The first effect of this ‘overdose of meaning’ I think is that most representation of violence, war and trauma becomes concern porn. Middle class people watching that video of the woman on the tram may have phoned the police, but the main reason they watched it was to establish themselves as good, ‘concerned’ citizens in comparison to the bad woman who uttered the tirade.
Another result I think, of this mediated imagery overload, is that the value of people’s individual responses and ‘real life’ discussions about events and politics becomes very limited. If you can Retweet a link to an atrocity, why bother going to a meeting or even writing a blogpost about it? I know #ows is a real life, real time movement, but there are many many more people who claim to support it simply sending hashtags round the twittersphere than there are camping out in city squares. Also, I have found the level of debate amongst occupy activists to be dire.
There has been a kind of triumphalism from Occupy protestors when they have successfully ‘shut down’ meetings or talks by their ‘opponents’. For example the British Conservative minister David Willets was forced to abandon a talk at Cambridge university recently, and occupy activists in America have shut down a number of meetings and events. Their own meetings and events have been severely lacking in any kind of political analysis. 1968 this is not.

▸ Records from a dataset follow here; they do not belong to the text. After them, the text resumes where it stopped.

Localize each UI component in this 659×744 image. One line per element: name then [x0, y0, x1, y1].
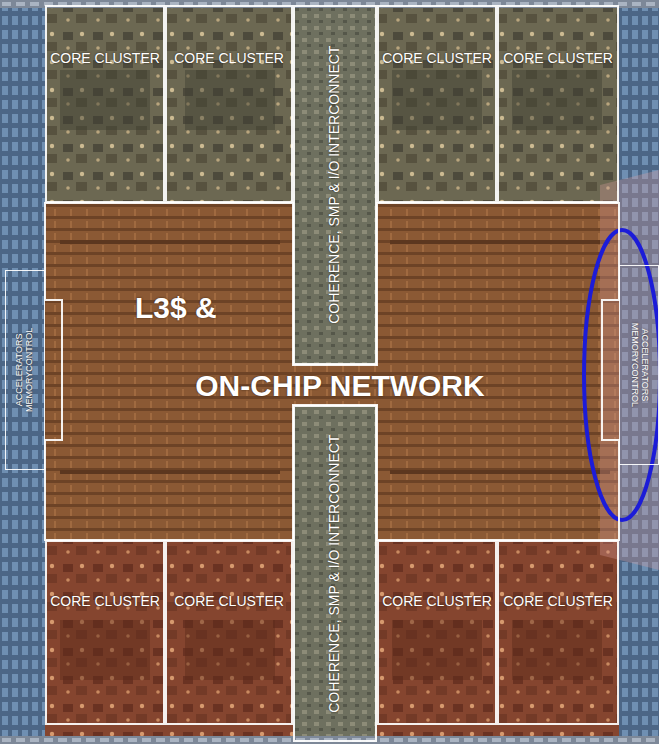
core-cluster-box: CORE CLUSTER: [165, 540, 293, 725]
interconnect-box: COHERENCE, SMP & I/O INTERCONNECT: [293, 405, 377, 742]
core-cluster-box: CORE CLUSTER: [377, 540, 497, 725]
region-label: ACCELERATORS MEMORYCONTROL: [15, 326, 35, 414]
region-label: ON-CHIP NETWORK: [195, 369, 484, 402]
cache-detail: [60, 240, 280, 244]
core-cluster-box: CORE CLUSTER: [377, 5, 497, 203]
core-detail: [185, 70, 275, 130]
region-label: CORE CLUSTER: [503, 51, 613, 66]
region-label: CORE CLUSTER: [382, 51, 492, 66]
region-label: CORE CLUSTER: [174, 594, 284, 609]
core-cluster-box: CORE CLUSTER: [497, 540, 619, 725]
accelerator-box: ACCELERATORS MEMORYCONTROL: [619, 265, 659, 465]
interconnect-box: COHERENCE, SMP & I/O INTERCONNECT: [293, 5, 377, 365]
region-label: CORE CLUSTER: [50, 594, 160, 609]
core-detail: [392, 70, 482, 130]
region-label: CORE CLUSTER: [174, 51, 284, 66]
region-label: CORE CLUSTER: [503, 594, 613, 609]
die-edge-strip: [0, 8, 45, 736]
region-label: CORE CLUSTER: [50, 51, 160, 66]
region-label: ACCELERATORS MEMORYCONTROL: [629, 321, 649, 409]
core-detail: [60, 620, 150, 680]
region-label: COHERENCE, SMP & I/O INTERCONNECT: [327, 434, 342, 712]
region-label: CORE CLUSTER: [382, 594, 492, 609]
core-detail: [392, 620, 482, 680]
cache-detail: [390, 470, 610, 474]
highlight-ellipse: [584, 230, 659, 520]
pad-row: [0, 736, 659, 744]
core-detail: [60, 70, 150, 130]
core-detail: [512, 620, 602, 680]
accelerator-box: ACCELERATORS MEMORYCONTROL: [5, 270, 45, 470]
core-detail: [185, 620, 275, 680]
core-cluster-box: CORE CLUSTER: [165, 5, 293, 203]
core-cluster-box: CORE CLUSTER: [45, 5, 165, 203]
core-detail: [512, 70, 602, 130]
cache-detail: [390, 240, 610, 244]
core-cluster-box: CORE CLUSTER: [45, 540, 165, 725]
core-cluster-box: CORE CLUSTER: [497, 5, 619, 203]
cache-detail: [60, 470, 280, 474]
region-label: L3$ &: [135, 291, 217, 324]
region-label: COHERENCE, SMP & I/O INTERCONNECT: [327, 46, 342, 324]
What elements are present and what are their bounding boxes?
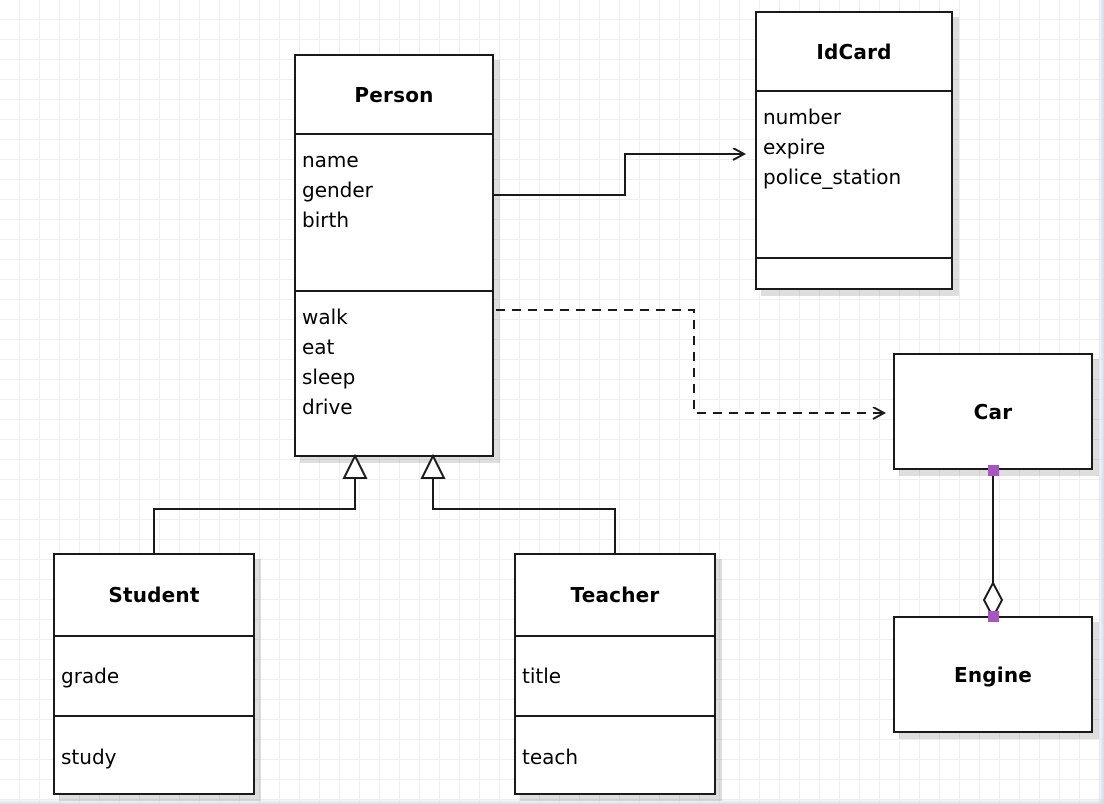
attribute-item: police_station xyxy=(763,165,902,189)
class-operations-section: teach xyxy=(516,715,714,797)
class-operations-section: walk eat sleep drive xyxy=(296,290,492,459)
class-box-student[interactable]: Student grade study xyxy=(53,553,255,795)
class-name-student: Student xyxy=(108,583,200,607)
canvas-right-edge xyxy=(1098,0,1104,804)
operation-item: teach xyxy=(522,745,579,769)
class-operations-section xyxy=(757,257,951,292)
class-attributes-section: grade xyxy=(55,635,253,715)
connection-handle-car-end[interactable] xyxy=(988,465,999,476)
class-box-person[interactable]: Person name gender birth walk eat sleep … xyxy=(294,54,494,457)
class-box-car[interactable]: Car xyxy=(893,353,1093,470)
class-name-person: Person xyxy=(354,82,434,107)
dependency-person-car[interactable] xyxy=(496,309,884,413)
class-attributes-section: name gender birth xyxy=(296,133,492,290)
operation-item: study xyxy=(61,745,117,769)
class-title-section: Car xyxy=(895,355,1091,468)
operation-item: eat xyxy=(302,335,335,359)
canvas-bottom-edge xyxy=(0,799,1104,804)
hollow-triangle-icon xyxy=(342,453,368,479)
class-title-section: Teacher xyxy=(516,555,714,635)
class-box-engine[interactable]: Engine xyxy=(893,616,1093,733)
attribute-item: title xyxy=(522,664,562,688)
attribute-item: name xyxy=(302,148,359,172)
class-name-idcard: IdCard xyxy=(816,39,892,64)
class-title-section: Person xyxy=(296,56,492,133)
generalization-student-person[interactable] xyxy=(153,453,368,553)
class-name-teacher: Teacher xyxy=(570,583,660,607)
association-person-idcard[interactable] xyxy=(494,154,744,196)
class-name-car: Car xyxy=(973,399,1013,424)
attribute-item: expire xyxy=(763,135,826,159)
operation-item: drive xyxy=(302,395,353,419)
operation-item: walk xyxy=(302,305,348,329)
class-operations-section: study xyxy=(55,715,253,797)
attribute-item: gender xyxy=(302,178,373,202)
class-box-teacher[interactable]: Teacher title teach xyxy=(514,553,716,795)
hollow-triangle-icon xyxy=(420,453,446,479)
class-title-section: IdCard xyxy=(757,13,951,90)
attribute-item: birth xyxy=(302,208,349,232)
operation-item: sleep xyxy=(302,365,356,389)
attribute-item: grade xyxy=(61,664,120,688)
class-name-engine: Engine xyxy=(953,662,1033,687)
connection-handle-engine-end[interactable] xyxy=(988,611,999,622)
class-attributes-section: title xyxy=(516,635,714,715)
aggregation-car-engine[interactable] xyxy=(982,470,1004,620)
class-title-section: Student xyxy=(55,555,253,635)
generalization-teacher-person[interactable] xyxy=(420,453,616,553)
class-attributes-section: number expire police_station xyxy=(757,90,951,257)
attribute-item: number xyxy=(763,105,842,129)
class-title-section: Engine xyxy=(895,618,1091,731)
class-box-idcard[interactable]: IdCard number expire police_station xyxy=(755,11,953,290)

http://heresycorner.blogspot.com/2011/11/two-brains-v-no-brains.html
http://slog.thestranger.com/slog/archives/2011/11/28/whose-capitol-our-capitol
A kind of enthralling but also depressing example of this lack of ideological backbone to the occupy movement is a youtube clip of Judith Butler addressing OWS. They do that ‘human mic’ thing and her usually complex and subtle discourse gets reduced to a kind of show and tell event. I ended up spending the duration of the video admiring her leather jacket, her ‘look’, rather than listening to what she had to say. To underline my point, Butler has been described by (internet) activist fans as being the dreamiest in the video:
I am forced to abandon the 21st century and its tumblr memes, and to return to Baudrillard, who saw all this coming back in the 1990s. He wrote:
‘Today everything takes the look of the image – then all pretend that the real has disappeared under the pression and the profusion of images.. What is totally neglected is that the image also disappears under the blow and the impact of reality. The image is usually spoiled of its own existence as image, deyoted to a shameful complicity with the real. The violence exercised by the image is largely balanced by the violence done to the image – its exploitation as a pure vector of documen-tation, of testimony, of message (including the message of misery and violence), its allegeance to morale, to pedagogy, to politics, to publicity. Then the magic of the image, both as fatal and as vital illusion, is fading away. The Byzantine Iconoclasts wanted to destroy images in order to abolish meaning and the representation of God. Today we are still iconoclasts, but in an opposite way : we kill the images by an overdose of meaning.’